Regardless of age, weight, gender, type or quantity of food accompaniment, a couple of glasses, or up to 8-10 ounces of table wine should be the limit for one session. The best way to prevent consuming too much is to drink slowly and accompany your intake with plenty of water. Moderation is required if you want to include wine in a healthful lifestyle.

Composed of roughly 85% water, 12% ethyl alcohol, a touch of tartaric, malic and several other acids, wine also contains various sugars and carbohydrates, less common alcohols, aromatic aldehydes, ketones, phenolics, enzymes, pigments, many vitamins, some minerals and other substances yet to be identified.

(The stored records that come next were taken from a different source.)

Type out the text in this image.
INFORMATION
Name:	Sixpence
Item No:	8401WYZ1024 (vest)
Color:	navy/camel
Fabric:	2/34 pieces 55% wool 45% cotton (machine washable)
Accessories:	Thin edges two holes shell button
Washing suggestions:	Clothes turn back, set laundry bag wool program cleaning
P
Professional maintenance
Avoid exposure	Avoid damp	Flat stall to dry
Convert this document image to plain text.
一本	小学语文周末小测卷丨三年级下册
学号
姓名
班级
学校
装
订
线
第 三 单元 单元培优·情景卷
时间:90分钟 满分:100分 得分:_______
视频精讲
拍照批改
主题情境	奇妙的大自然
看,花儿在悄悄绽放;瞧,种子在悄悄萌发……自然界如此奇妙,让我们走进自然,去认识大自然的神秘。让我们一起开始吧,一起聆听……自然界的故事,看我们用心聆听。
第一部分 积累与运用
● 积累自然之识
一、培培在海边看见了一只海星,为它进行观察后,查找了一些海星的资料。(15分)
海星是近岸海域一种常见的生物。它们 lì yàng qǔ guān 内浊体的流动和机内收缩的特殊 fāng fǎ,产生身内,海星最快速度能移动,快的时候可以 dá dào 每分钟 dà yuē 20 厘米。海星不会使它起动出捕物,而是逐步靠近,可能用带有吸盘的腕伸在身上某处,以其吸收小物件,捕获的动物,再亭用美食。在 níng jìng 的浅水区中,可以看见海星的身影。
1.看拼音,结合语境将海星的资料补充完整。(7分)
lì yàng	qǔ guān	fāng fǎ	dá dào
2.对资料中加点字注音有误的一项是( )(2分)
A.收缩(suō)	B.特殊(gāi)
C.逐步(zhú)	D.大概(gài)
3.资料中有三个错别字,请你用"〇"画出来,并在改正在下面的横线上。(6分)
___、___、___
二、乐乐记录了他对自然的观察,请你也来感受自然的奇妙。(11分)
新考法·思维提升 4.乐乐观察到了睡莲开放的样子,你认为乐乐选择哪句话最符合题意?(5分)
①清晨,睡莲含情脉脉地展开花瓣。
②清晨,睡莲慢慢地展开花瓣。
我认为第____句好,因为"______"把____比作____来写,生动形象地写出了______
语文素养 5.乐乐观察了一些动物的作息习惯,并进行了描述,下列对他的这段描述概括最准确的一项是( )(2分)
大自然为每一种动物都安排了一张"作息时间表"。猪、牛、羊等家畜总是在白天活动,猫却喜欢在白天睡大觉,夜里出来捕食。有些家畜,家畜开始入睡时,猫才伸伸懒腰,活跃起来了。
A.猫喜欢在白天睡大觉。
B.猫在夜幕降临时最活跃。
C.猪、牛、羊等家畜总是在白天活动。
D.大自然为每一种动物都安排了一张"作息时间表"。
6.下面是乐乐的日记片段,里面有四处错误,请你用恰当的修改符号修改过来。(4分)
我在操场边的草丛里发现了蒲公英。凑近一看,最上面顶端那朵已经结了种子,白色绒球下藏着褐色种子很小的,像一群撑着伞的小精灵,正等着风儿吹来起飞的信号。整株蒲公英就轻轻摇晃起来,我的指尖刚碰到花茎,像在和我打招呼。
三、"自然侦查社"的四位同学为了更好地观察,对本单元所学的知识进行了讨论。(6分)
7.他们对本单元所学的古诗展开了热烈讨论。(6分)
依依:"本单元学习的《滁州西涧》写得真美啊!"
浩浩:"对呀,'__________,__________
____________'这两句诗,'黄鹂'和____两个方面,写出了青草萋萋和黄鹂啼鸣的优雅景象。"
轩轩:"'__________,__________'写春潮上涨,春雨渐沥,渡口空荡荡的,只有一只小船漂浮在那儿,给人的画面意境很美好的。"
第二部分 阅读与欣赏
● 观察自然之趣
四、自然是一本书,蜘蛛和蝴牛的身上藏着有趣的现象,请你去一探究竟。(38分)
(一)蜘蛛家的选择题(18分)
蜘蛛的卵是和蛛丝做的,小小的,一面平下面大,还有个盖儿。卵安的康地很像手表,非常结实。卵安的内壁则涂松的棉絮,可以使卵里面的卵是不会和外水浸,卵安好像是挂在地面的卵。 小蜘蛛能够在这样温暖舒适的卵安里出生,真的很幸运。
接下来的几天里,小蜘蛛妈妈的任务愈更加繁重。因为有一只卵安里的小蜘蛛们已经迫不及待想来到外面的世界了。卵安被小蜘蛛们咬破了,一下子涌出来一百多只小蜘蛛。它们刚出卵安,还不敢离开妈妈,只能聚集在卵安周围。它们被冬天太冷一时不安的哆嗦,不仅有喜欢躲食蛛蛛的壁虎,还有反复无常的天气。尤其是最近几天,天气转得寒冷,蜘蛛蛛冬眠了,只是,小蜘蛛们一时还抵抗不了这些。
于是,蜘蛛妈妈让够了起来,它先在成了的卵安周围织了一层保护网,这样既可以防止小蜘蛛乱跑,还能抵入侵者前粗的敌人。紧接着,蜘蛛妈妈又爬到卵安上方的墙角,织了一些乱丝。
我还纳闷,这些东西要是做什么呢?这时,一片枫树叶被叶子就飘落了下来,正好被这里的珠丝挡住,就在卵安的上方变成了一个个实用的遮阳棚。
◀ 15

There are in all, over 300 separate ingredients identified in wine so far, more than half of them discovered since the 1950s, when modern chemistry techniques began to improve. Most of these elements lend complexity to wine flavors and have little or no nutritional impact other than to assist with digestion. However certain compounds in wine, such as catechins, flavinoids, resveratrol and quercetin, can play a prophylactic role against human diseases or have preservative effects on the human body itself.

While wine does not contain any fat or cholesterol, it does contain calories from carbohydrates. The actual caloric content of any wine depends on the levels of both sugar and alcohol. Each six-ounce glass of dry (12.5% alcohol) wine measures about 150 calories, which is about the same as a pint of beer. A stronger, sweeter wine such as Port (20% alcohol) may pack the same calorie count in a much smaller three-ounce serving. To get pleasure from wine without the ill effects off over indulging, drink in moderation.